Fidgeting or moving legs while in a sitting posture is helpful to heart in a long way, found researchers from the University of Missouri (USA).
“Whether it’s binge watching our favourite TV show or working at a computer… a small amount of leg fidgeting could prevent a decline in leg vascular function caused by prolonged sitting,” said lead author Jaume Padilla.
Fidgeting increases blood flow to the lower limbs and the researchers found it be sufficient to prevent a decline in arterial function.
In their study, the researchers compared the leg vascular function of 11 healthy young men and women before and after three hours of sitting.
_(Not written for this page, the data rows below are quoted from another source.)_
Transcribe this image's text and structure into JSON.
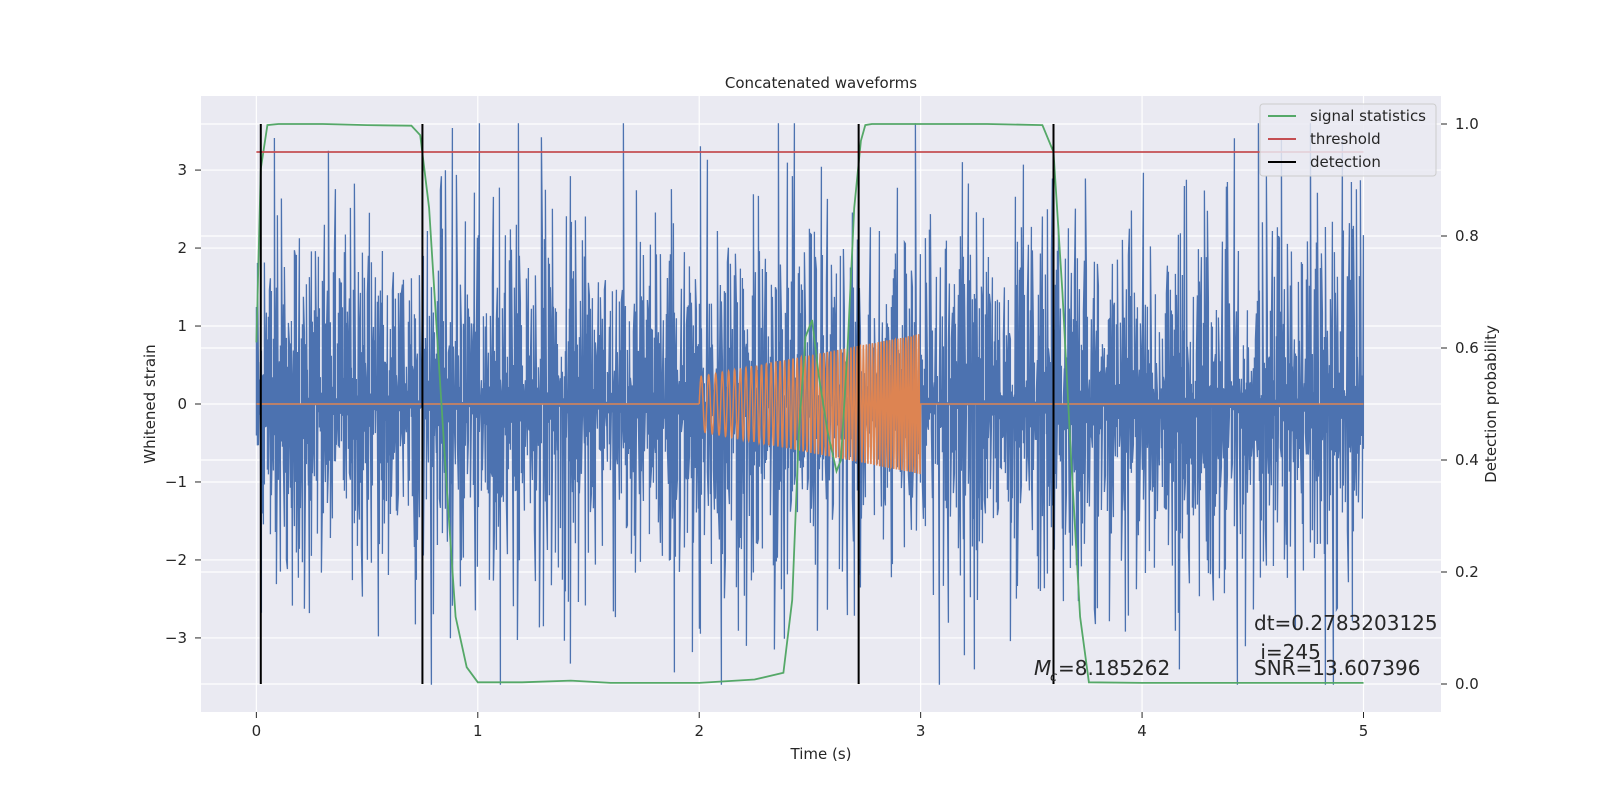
{
  "chart_data": {
    "type": "line",
    "title": "Concatenated waveforms",
    "xlabel": "Time (s)",
    "ylabel_left": "Whitened strain",
    "ylabel_right": "Detection probability",
    "xlim": [
      -0.25,
      5.35
    ],
    "ylim_left": [
      -3.95,
      3.95
    ],
    "ylim_right": [
      -0.05,
      1.05
    ],
    "xticks": [
      0,
      1,
      2,
      3,
      4,
      5
    ],
    "yticks_left": [
      -3,
      -2,
      -1,
      0,
      1,
      2,
      3
    ],
    "yticks_right": [
      0.0,
      0.2,
      0.4,
      0.6,
      0.8,
      1.0
    ],
    "ytick_labels_right": [
      "0.0",
      "0.2",
      "0.4",
      "0.6",
      "0.8",
      "1.0"
    ],
    "legend": {
      "position": "top-right",
      "entries": [
        "signal statistics",
        "threshold",
        "detection"
      ]
    },
    "grid": true,
    "series": [
      {
        "name": "signal statistics",
        "axis": "right",
        "color": "#55a868",
        "x": [
          0.0,
          0.02,
          0.05,
          0.1,
          0.3,
          0.5,
          0.7,
          0.74,
          0.78,
          0.82,
          0.86,
          0.9,
          0.95,
          1.0,
          1.2,
          1.42,
          1.6,
          2.0,
          2.25,
          2.38,
          2.42,
          2.45,
          2.48,
          2.51,
          2.54,
          2.58,
          2.62,
          2.64,
          2.67,
          2.7,
          2.73,
          2.75,
          2.78,
          3.0,
          3.3,
          3.55,
          3.6,
          3.64,
          3.68,
          3.72,
          3.76,
          4.0,
          5.0
        ],
        "values": [
          0.61,
          0.92,
          0.998,
          1.0,
          1.0,
          0.998,
          0.997,
          0.98,
          0.85,
          0.6,
          0.35,
          0.12,
          0.03,
          0.003,
          0.003,
          0.006,
          0.002,
          0.002,
          0.008,
          0.02,
          0.15,
          0.45,
          0.62,
          0.65,
          0.55,
          0.45,
          0.38,
          0.4,
          0.6,
          0.85,
          0.97,
          0.998,
          1.0,
          1.0,
          1.0,
          0.998,
          0.95,
          0.7,
          0.4,
          0.12,
          0.003,
          0.002,
          0.002
        ]
      },
      {
        "name": "threshold",
        "axis": "right",
        "color": "#c44e52",
        "x": [
          0.0,
          5.0
        ],
        "values": [
          0.95,
          0.95
        ]
      }
    ],
    "detections": {
      "name": "detection",
      "color": "#000000",
      "x": [
        0.02,
        0.75,
        2.72,
        3.6
      ]
    },
    "strain": {
      "noise": {
        "color": "#4c72b0",
        "x_range": [
          0.0,
          5.0
        ],
        "typical_amplitude": 1.3,
        "max": 3.6,
        "min": -3.6
      },
      "injected_chirp": {
        "color": "#dd8452",
        "x_range": [
          2.0,
          3.0
        ],
        "amplitude_start": 0.35,
        "amplitude_end": 0.9
      }
    },
    "annotations": [
      "dt=0.2783203125",
      " i=245",
      "=8.185262",
      "SNR=13.607396"
    ],
    "mc_symbol": {
      "main": "M",
      "sub": "c"
    }
  }
}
The the participants were asked to fidget one leg intermittently, tapping one foot for one minute and then resting it for four minutes, while the other leg remained still throughout.
On average, the participants moved their feet 250 times per minute and their blood flow of the popliteal, an artery in the lower leg, was measured and found that it had a significant increase in blood flow compared to the stationary leg that experienced a reduction in blood flow.
Research recommend not one but both legs to be used in fidgeting exercise to get maximum benefits now. “You should attempt to break up sitting time as much as possible by standing or walking,” Padilla said. “But if you’re stuck in a situation in which walking just isn’t an option, fidgeting can be a good alternative. Any movement is better than no movement.”
The study was published in American Journal of Physiology – Heart and Circulatory Physiology.